I can’t possibly deny how amusing the movie was. The story board is exciting even when the concept of it—being vampires and supernaturalism—is often deemed generally likable. And yes, I admit it is a genre with a lot of followers, because I think most of us can agree that when there’s a vampire in play, it’s already intriguing from the get go. Nevertheless, I must say I enjoyed the world-construction that took place in Vampire Academy. They’d compromised the common concept of vampires and given it more variety and structure—for instance, breeds and identities.

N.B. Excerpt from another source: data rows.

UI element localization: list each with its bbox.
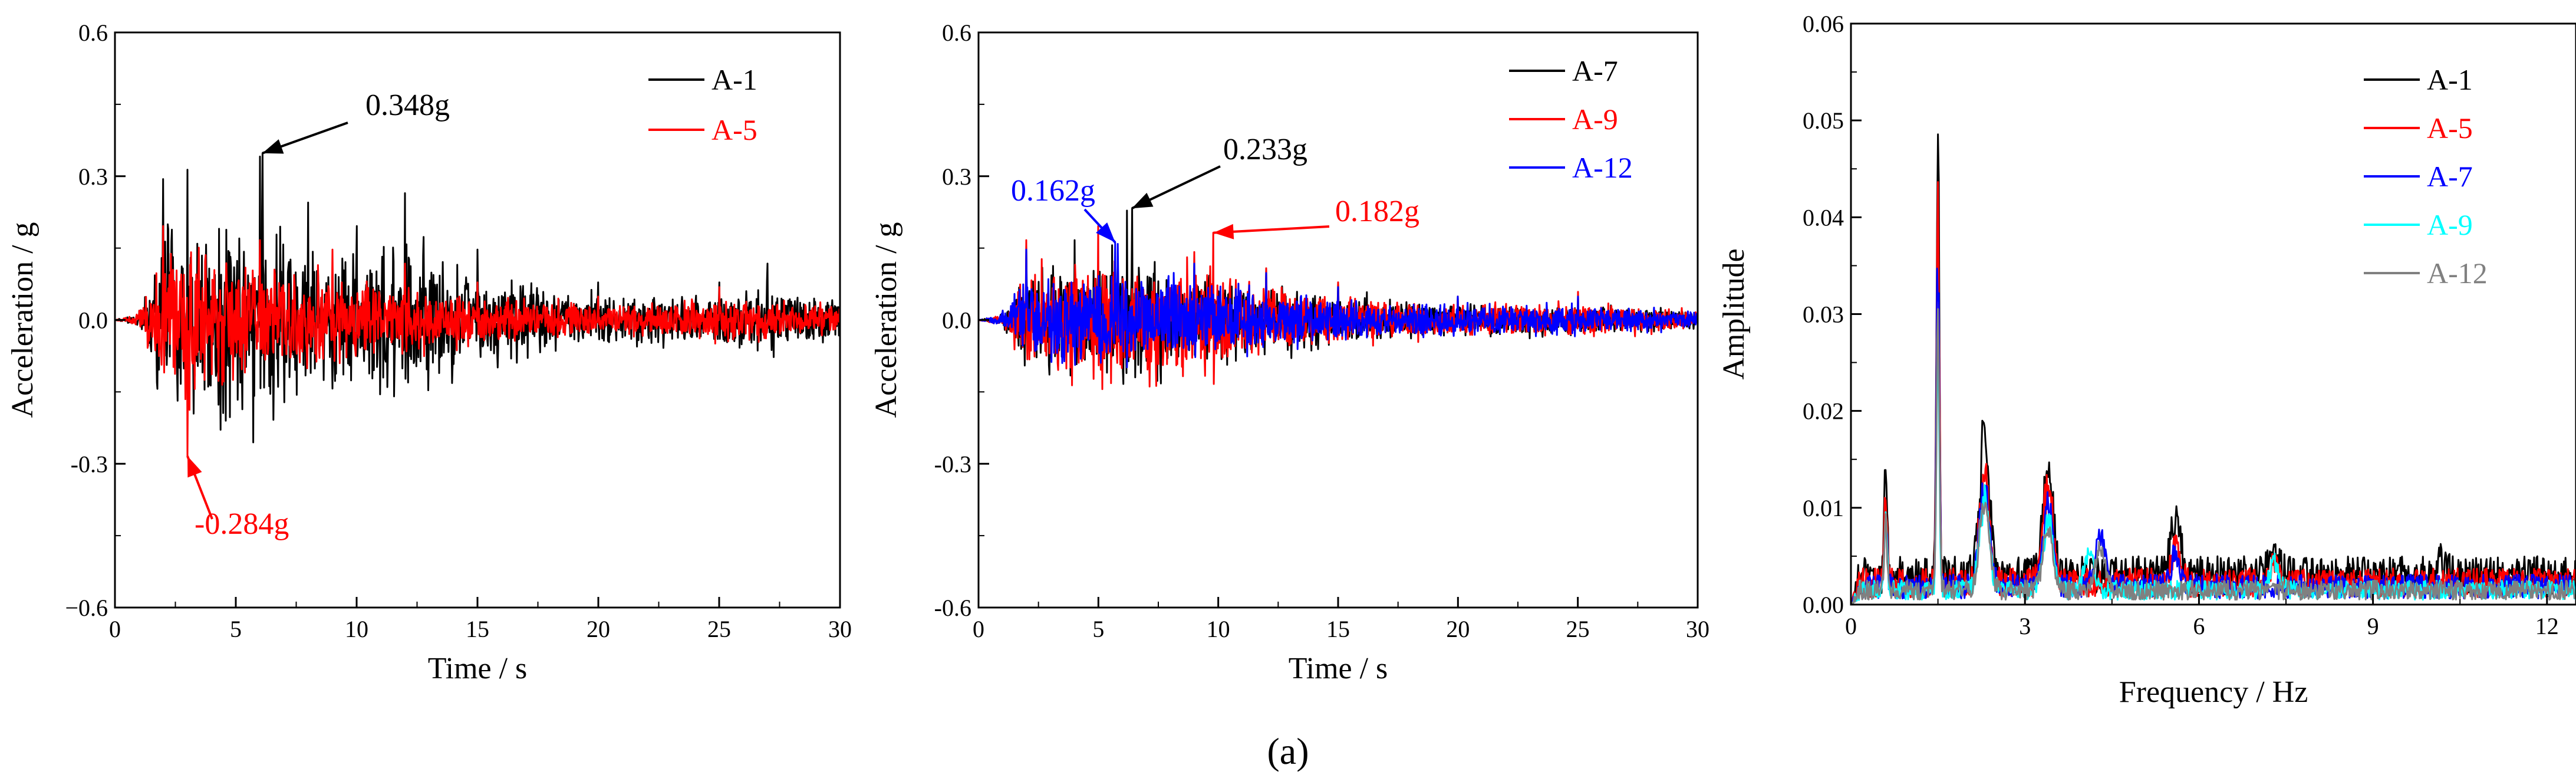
series-line-A-9: [1850, 330, 2576, 605]
y-axis-title: Acceleration / g: [6, 222, 39, 418]
legend-label: A-12: [1572, 151, 1633, 184]
series-line-A-1: [1850, 133, 2576, 605]
x-tick-label: 15: [1326, 616, 1350, 642]
annotation-arrowhead: [1096, 222, 1115, 242]
annotation-label: 0.182g: [1335, 195, 1419, 228]
y-tick-label: 0.01: [1803, 495, 1844, 521]
x-tick-label: 12: [2535, 613, 2559, 639]
legend-label: A-5: [711, 113, 757, 146]
x-tick-label: 25: [1566, 616, 1590, 642]
figure-caption: (a): [1267, 730, 1309, 772]
x-tick-label: 10: [1207, 616, 1230, 642]
y-tick-label: 0.05: [1803, 107, 1844, 134]
annotation-label: -0.284g: [195, 507, 289, 541]
legend-label: A-7: [1572, 54, 1618, 87]
y-tick-label: 0.6: [942, 19, 971, 46]
x-axis-title: Time / s: [428, 652, 528, 685]
x-tick-label: 0: [973, 616, 984, 642]
x-tick-label: 20: [1446, 616, 1470, 642]
x-tick-label: 5: [1092, 616, 1104, 642]
legend-label: A-9: [2427, 208, 2473, 241]
series-line-A-7: [1850, 267, 2576, 605]
y-tick-label: 0.3: [78, 163, 108, 190]
y-tick-label: 0.6: [78, 19, 108, 46]
x-tick-label: 0: [109, 616, 121, 642]
x-tick-label: 10: [345, 616, 368, 642]
legend-label: A-1: [2427, 63, 2473, 96]
x-tick-label: 9: [2367, 613, 2379, 639]
legend-label: A-1: [711, 63, 757, 96]
y-tick-label: 0.04: [1803, 204, 1844, 231]
y-tick-label: -0.3: [934, 451, 971, 477]
y-tick-label: -0.6: [934, 595, 971, 621]
series-line-A-5: [1850, 181, 2576, 606]
legend-label: A-7: [2427, 160, 2473, 193]
annotation-label: 0.233g: [1223, 133, 1307, 166]
x-tick-label: 3: [2019, 613, 2031, 639]
annotation-arrowhead: [262, 139, 284, 154]
x-axis-title: Frequency / Hz: [2119, 675, 2308, 709]
annotation-arrowhead: [187, 456, 202, 478]
legend-label: A-5: [2427, 111, 2473, 145]
x-tick-label: 30: [828, 616, 852, 642]
legend-label: A-9: [1572, 103, 1618, 136]
plot-frame: [1850, 22, 2576, 606]
x-tick-label: 30: [1686, 616, 1709, 642]
series-line-A-12: [978, 241, 1699, 369]
y-tick-label: −0.6: [65, 595, 108, 621]
y-tick-label: 0.00: [1803, 592, 1844, 618]
annotation-arrowhead: [1213, 224, 1234, 239]
annotation-label: 0.162g: [1011, 174, 1095, 208]
x-tick-label: 25: [707, 616, 731, 642]
annotation-arrowhead: [1132, 192, 1154, 209]
x-axis-title: Time / s: [1289, 652, 1388, 685]
y-tick-label: 0.03: [1803, 301, 1844, 328]
x-tick-label: 15: [466, 616, 489, 642]
x-tick-label: 0: [1845, 613, 1857, 639]
legend-label: A-12: [2427, 257, 2488, 290]
series-line-A-12: [1850, 308, 2576, 605]
x-tick-label: 5: [230, 616, 242, 642]
y-tick-label: 0.3: [942, 163, 971, 190]
x-tick-label: 20: [587, 616, 610, 642]
y-tick-label: 0.0: [942, 307, 971, 334]
x-tick-label: 6: [2193, 613, 2205, 639]
y-axis-title: Acceleration / g: [869, 222, 903, 418]
y-tick-label: 0.06: [1803, 11, 1844, 37]
annotation-label: 0.348g: [365, 88, 450, 122]
y-axis-title: Amplitude: [1717, 248, 1751, 379]
y-tick-label: 0.0: [78, 307, 108, 334]
y-tick-label: -0.3: [71, 451, 108, 477]
y-tick-label: 0.02: [1803, 398, 1844, 425]
series-line-A-5: [114, 225, 841, 457]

Although, there are some things I quite dislike that I feel I must point out; one of them being the egocentrism of the main character. She—as the main protagonist—is someone whom I actually find pretty self-regarding. She doesn’t exemplify the type that a protagonist usually does. Not to say that being different is bad, but to me she appears extremely cold and selfish; pushing people away and maltreating them. I loathe how she treats other characters (especially the one played by Sarah Hyland). Another thing is that I find several scenes to be rather gruesome and that the main character seems like an utter boy-magnet; enticing almost every guy she comes in contact with.
Teenager Rose Hathaway (Zoey Deutch) is a Dhampir — a human/vampire hybrid. Her best friend is Lissa Dragomir (Lucy Fry), a princess of the Moroi — mortal, peaceful vampires. Both teens attend St. Vladamir’s Academy, a secret haven for those like them. Rose trains with a handsome mentor (Danila Kozlovsky) to guarantee her place as Lissa’s guardian — although she may have to sacrifice everything to protect Lissa from enemies both within St. Vladamir’s walls and outside them.